Mar. 15—Doolittle asks Arnold if he could lead up the mission.


Mar.22—Twenty-two B-25s head out from Eglin field with their destination McClellan Field near Sacramento.


Mar. 26—Bombers arrive at McClellan.


Mar. 30—Doolittle met with Halsey in a restaurant in San Francisco to coordinate  the details of the mission. Hornet to leave April 2, Halsey to leave with Enterprise and seven escorts on April 7 from Pearl, April 12 Rendevous at sea, become Task Force 16 under Halsey’s unified command.


April 2—10:18 A.M. Group leaves San Francisco headed for Japan.


April 7—Halsey departs Hawaii with the Enterprise and seven other escort ships.


April 10—Japanese intellgence was aware of the presence of enemy carriers in the pacific. Tomomi’s Japanese source


April 11—Chaing Kai-shek requested Washington postpone the mission until sometime in May. He wanted time to secure the position from Japanese reprisal after the attack.

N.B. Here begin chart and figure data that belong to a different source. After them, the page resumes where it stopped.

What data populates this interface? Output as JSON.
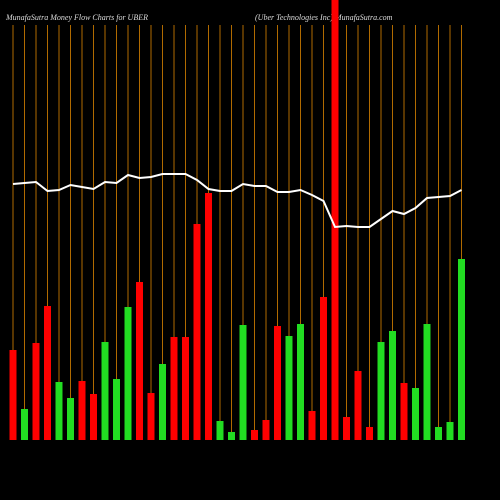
{
  "chart_data": {
    "type": "bar",
    "title": "MunafaSutra  Money Flow  Charts for UBER",
    "subtitle": "(Uber Technologies Inc) MunafaSutra.com",
    "categories": [
      null,
      null,
      null,
      null,
      null,
      null,
      null,
      null,
      null,
      null,
      null,
      null,
      null,
      null,
      null,
      null,
      null,
      null,
      null,
      null,
      null,
      null,
      null,
      null,
      null,
      null,
      null,
      null,
      null,
      null,
      null,
      null,
      null,
      null,
      null,
      null,
      null,
      null,
      null,
      null
    ],
    "values": [
      90,
      31,
      97,
      134,
      58,
      42,
      59,
      46,
      98,
      61,
      133,
      158,
      47,
      76,
      103,
      103,
      216,
      247,
      19,
      8,
      115,
      10,
      20,
      114,
      104,
      116,
      29,
      143,
      440,
      23,
      69,
      13,
      98,
      109,
      57,
      52,
      116,
      13,
      18,
      181
    ],
    "colors": [
      "#ff0000",
      "#22dd22",
      "#ff0000",
      "#ff0000",
      "#22dd22",
      "#22dd22",
      "#ff0000",
      "#ff0000",
      "#22dd22",
      "#22dd22",
      "#22dd22",
      "#ff0000",
      "#ff0000",
      "#22dd22",
      "#ff0000",
      "#ff0000",
      "#ff0000",
      "#ff0000",
      "#22dd22",
      "#22dd22",
      "#22dd22",
      "#ff0000",
      "#ff0000",
      "#ff0000",
      "#22dd22",
      "#22dd22",
      "#ff0000",
      "#ff0000",
      "#ff0000",
      "#ff0000",
      "#ff0000",
      "#ff0000",
      "#22dd22",
      "#22dd22",
      "#ff0000",
      "#22dd22",
      "#22dd22",
      "#22dd22",
      "#22dd22",
      "#22dd22"
    ],
    "line": {
      "color": "#ffffff",
      "values": [
        256,
        257,
        258,
        249,
        250,
        255,
        253,
        251,
        258,
        257,
        265,
        262,
        263,
        266,
        266,
        266,
        260,
        251,
        249,
        249,
        256,
        254,
        254,
        248,
        248,
        250,
        245,
        239,
        213,
        214,
        213,
        213,
        221,
        229,
        226,
        232,
        242,
        243,
        244,
        250
      ]
    },
    "ylim": [
      0,
      440
    ],
    "grid_color": "#b06a00"
  }
}
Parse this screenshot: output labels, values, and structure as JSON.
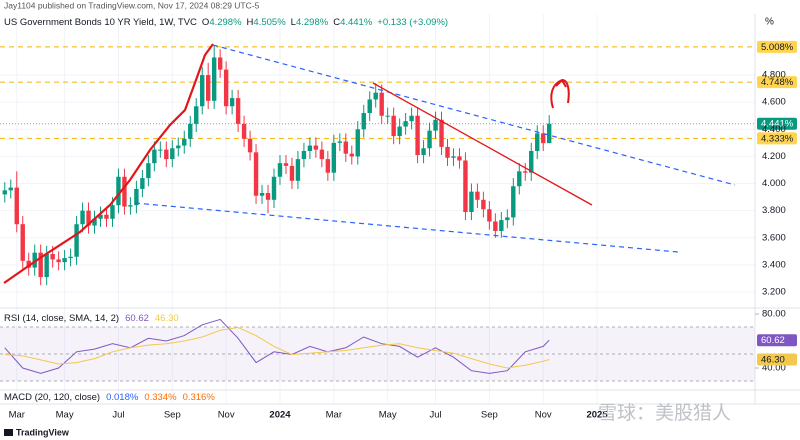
{
  "chart_data": [
    {
      "type": "candlestick",
      "publisher": "Jay1104 published on TradingView.com, Nov 17, 2024 08:29 UTC-5",
      "title": "US Government Bonds 10 YR Yield, 1W, TVC",
      "legend": [
        {
          "label": "O",
          "value": "4.298%"
        },
        {
          "label": "H",
          "value": "4.505%"
        },
        {
          "label": "L",
          "value": "4.298%"
        },
        {
          "label": "C",
          "value": "4.441%"
        },
        {
          "label": "",
          "value": "+0.133 (+3.09%)"
        }
      ],
      "unit": "%",
      "up_color": "#089981",
      "down_color": "#f23645",
      "xlim": [
        -0.8,
        125.4
      ],
      "xticks": [
        {
          "value": 2,
          "label": "Mar"
        },
        {
          "value": 10,
          "label": "May"
        },
        {
          "value": 19,
          "label": "Jul"
        },
        {
          "value": 28,
          "label": "Sep"
        },
        {
          "value": 37,
          "label": "Nov"
        },
        {
          "value": 46,
          "label": "2024"
        },
        {
          "value": 55,
          "label": "Mar"
        },
        {
          "value": 64,
          "label": "May"
        },
        {
          "value": 72,
          "label": "Jul"
        },
        {
          "value": 81,
          "label": "Sep"
        },
        {
          "value": 90,
          "label": "Nov"
        },
        {
          "value": 99,
          "label": "2025"
        }
      ],
      "ylim": [
        3.104,
        5.243
      ],
      "yticks": [
        {
          "value": 3.2,
          "label": "3.200"
        },
        {
          "value": 3.4,
          "label": "3.400"
        },
        {
          "value": 3.6,
          "label": "3.600"
        },
        {
          "value": 3.8,
          "label": "3.800"
        },
        {
          "value": 4.0,
          "label": "4.000"
        },
        {
          "value": 4.2,
          "label": "4.200"
        },
        {
          "value": 4.4,
          "label": "4.400"
        },
        {
          "value": 4.6,
          "label": "4.600"
        },
        {
          "value": 4.8,
          "label": "4.800"
        }
      ],
      "grid": true,
      "levels": [
        {
          "value": 5.008,
          "label": "5.008%",
          "color": "#ffd54f",
          "line": "#f5b301"
        },
        {
          "value": 4.748,
          "label": "4.748%",
          "color": "#ffd54f",
          "line": "#f5b301"
        },
        {
          "value": 4.441,
          "label": "4.441%",
          "color": "#089981",
          "line": "#9598a1"
        },
        {
          "value": 4.333,
          "label": "4.333%",
          "color": "#ffd54f",
          "line": "#f5b301"
        }
      ],
      "open": [
        3.92,
        3.95,
        3.97,
        3.7,
        3.43,
        3.38,
        3.49,
        3.31,
        3.48,
        3.44,
        3.42,
        3.45,
        3.46,
        3.7,
        3.8,
        3.69,
        3.74,
        3.77,
        3.74,
        3.84,
        4.05,
        3.83,
        3.84,
        3.96,
        4.04,
        4.15,
        4.25,
        4.25,
        4.18,
        4.26,
        4.28,
        4.33,
        4.44,
        4.57,
        4.8,
        4.61,
        4.93,
        4.84,
        4.57,
        4.63,
        4.44,
        4.33,
        4.23,
        3.91,
        3.93,
        3.88,
        4.05,
        4.15,
        4.13,
        4.02,
        4.18,
        4.24,
        4.28,
        4.25,
        4.18,
        4.08,
        4.3,
        4.31,
        4.22,
        4.2,
        4.4,
        4.52,
        4.62,
        4.67,
        4.5,
        4.5,
        4.35,
        4.42,
        4.46,
        4.5,
        4.21,
        4.26,
        4.39,
        4.47,
        4.27,
        4.19,
        4.2,
        4.17,
        3.79,
        3.94,
        3.88,
        3.81,
        3.72,
        3.65,
        3.73,
        3.75,
        3.98,
        4.09,
        4.08,
        4.24,
        4.37,
        4.298
      ],
      "high": [
        4.01,
        4.03,
        4.09,
        3.76,
        3.49,
        3.55,
        3.55,
        3.54,
        3.54,
        3.5,
        3.51,
        3.52,
        3.76,
        3.86,
        3.86,
        3.8,
        3.83,
        3.83,
        3.9,
        4.11,
        4.11,
        3.9,
        4.02,
        4.1,
        4.21,
        4.31,
        4.31,
        4.31,
        4.32,
        4.34,
        4.39,
        4.5,
        4.63,
        4.86,
        4.89,
        5.02,
        4.99,
        4.9,
        4.69,
        4.69,
        4.5,
        4.39,
        4.29,
        3.99,
        3.99,
        4.11,
        4.21,
        4.21,
        4.19,
        4.24,
        4.3,
        4.34,
        4.34,
        4.31,
        4.24,
        4.36,
        4.37,
        4.37,
        4.28,
        4.46,
        4.58,
        4.68,
        4.74,
        4.73,
        4.56,
        4.56,
        4.48,
        4.52,
        4.56,
        4.56,
        4.32,
        4.45,
        4.53,
        4.53,
        4.33,
        4.26,
        4.26,
        4.23,
        4.0,
        4.0,
        3.94,
        3.87,
        3.78,
        3.79,
        3.81,
        4.04,
        4.15,
        4.15,
        4.3,
        4.43,
        4.43,
        4.505
      ],
      "low": [
        3.86,
        3.89,
        3.64,
        3.37,
        3.32,
        3.32,
        3.25,
        3.25,
        3.38,
        3.36,
        3.36,
        3.39,
        3.4,
        3.64,
        3.63,
        3.63,
        3.68,
        3.68,
        3.68,
        3.78,
        3.77,
        3.77,
        3.78,
        3.9,
        3.98,
        4.09,
        4.19,
        4.12,
        4.12,
        4.2,
        4.22,
        4.27,
        4.38,
        4.51,
        4.55,
        4.55,
        4.78,
        4.51,
        4.51,
        4.38,
        4.27,
        4.17,
        3.85,
        3.85,
        3.78,
        3.82,
        3.99,
        4.07,
        3.96,
        3.96,
        4.12,
        4.18,
        4.19,
        4.12,
        4.02,
        4.02,
        4.24,
        4.16,
        4.14,
        4.14,
        4.34,
        4.46,
        4.56,
        4.44,
        4.44,
        4.29,
        4.29,
        4.36,
        4.4,
        4.15,
        4.15,
        4.2,
        4.33,
        4.21,
        4.13,
        4.13,
        4.11,
        3.73,
        3.73,
        3.82,
        3.75,
        3.66,
        3.6,
        3.6,
        3.67,
        3.69,
        3.92,
        4.02,
        4.02,
        4.18,
        4.24,
        4.298
      ],
      "close": [
        3.95,
        3.97,
        3.7,
        3.43,
        3.38,
        3.49,
        3.31,
        3.48,
        3.44,
        3.42,
        3.45,
        3.46,
        3.7,
        3.8,
        3.69,
        3.74,
        3.77,
        3.74,
        3.84,
        4.05,
        3.83,
        3.84,
        3.96,
        4.04,
        4.15,
        4.25,
        4.25,
        4.18,
        4.26,
        4.28,
        4.33,
        4.44,
        4.57,
        4.8,
        4.61,
        4.93,
        4.84,
        4.57,
        4.63,
        4.44,
        4.33,
        4.23,
        3.91,
        3.93,
        3.88,
        4.05,
        4.15,
        4.13,
        4.02,
        4.18,
        4.24,
        4.28,
        4.25,
        4.18,
        4.08,
        4.3,
        4.31,
        4.22,
        4.2,
        4.4,
        4.52,
        4.62,
        4.67,
        4.5,
        4.5,
        4.35,
        4.42,
        4.46,
        4.5,
        4.21,
        4.26,
        4.39,
        4.47,
        4.27,
        4.19,
        4.2,
        4.17,
        3.79,
        3.94,
        3.88,
        3.81,
        3.72,
        3.65,
        3.73,
        3.75,
        3.98,
        4.09,
        4.08,
        4.24,
        4.37,
        4.298,
        4.441
      ],
      "watermark": "雪球：美股猎人",
      "brand": "TradingView"
    },
    {
      "type": "line",
      "title": "RSI (14, close, SMA, 14, 2)",
      "ylim": [
        23.7,
        83
      ],
      "yticks": [
        {
          "value": 80,
          "label": "80.00"
        },
        {
          "value": 40,
          "label": "40.00"
        }
      ],
      "series": [
        {
          "name": "60.62",
          "color": "#7e57c2",
          "x": [
            0,
            3,
            6,
            9,
            12,
            15,
            18,
            21,
            24,
            27,
            30,
            33,
            36,
            39,
            42,
            45,
            48,
            51,
            54,
            57,
            60,
            63,
            66,
            69,
            72,
            75,
            78,
            81,
            84,
            87,
            90,
            91
          ],
          "values": [
            55,
            40,
            36,
            40,
            52,
            54,
            58,
            55,
            62,
            60,
            64,
            72,
            76,
            62,
            44,
            52,
            50,
            56,
            52,
            55,
            63,
            58,
            56,
            48,
            55,
            48,
            38,
            36,
            38,
            52,
            56,
            60.62
          ]
        },
        {
          "name": "46.30",
          "color": "#f2c94c",
          "x": [
            0,
            3,
            6,
            9,
            12,
            15,
            18,
            21,
            24,
            27,
            30,
            33,
            36,
            39,
            42,
            45,
            48,
            51,
            54,
            57,
            60,
            63,
            66,
            69,
            72,
            75,
            78,
            81,
            84,
            87,
            90,
            91
          ],
          "values": [
            50,
            49,
            46,
            43,
            44,
            47,
            52,
            55,
            57,
            58,
            60,
            63,
            68,
            70,
            64,
            56,
            50,
            51,
            52,
            53,
            55,
            57,
            58,
            55,
            53,
            51,
            47,
            43,
            40,
            42,
            45,
            46.3
          ]
        }
      ]
    },
    {
      "type": "line",
      "title": "MACD (20, 120, close)",
      "legend": [
        {
          "value": "0.018%",
          "color": "#2962ff"
        },
        {
          "value": "0.334%",
          "color": "#ff6d00"
        },
        {
          "value": "0.316%",
          "color": "#ff6d00"
        }
      ]
    }
  ]
}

April 13—Rendevous with Halsey one day late because of bad weather trying to get out of San Francisco back to Hawaii. Because of Chaing’s reticence at this date no concrete arrangements had been made yet for landing in China after the raid.


April 13-15—lost one day because they crossed international dateline. They were scheduled to raid Japan on April 19.


April 17—Search planes once again spotted no Japanese


300 hours April 18—Two enemy surface craft reported from the Enterprise on radar


558 hours—confirmed enemy ship


738 hours—another Japanese patrol boat spotted by Hornet at 20,000 yds. Thomas reports that  the ship was the Nitto Maru, The sent a message that there were three enemy ships in the area. However, knowing that they are out there does not mean that they knew what they were doing there. There message clearly stated the position of the Task Force 16 but there was no mention of bombers on the deck of the Hornet, or anything about bombing Japan.


820 hours—First airplane in the at 650 miles from Japan. Doolittle was flying it.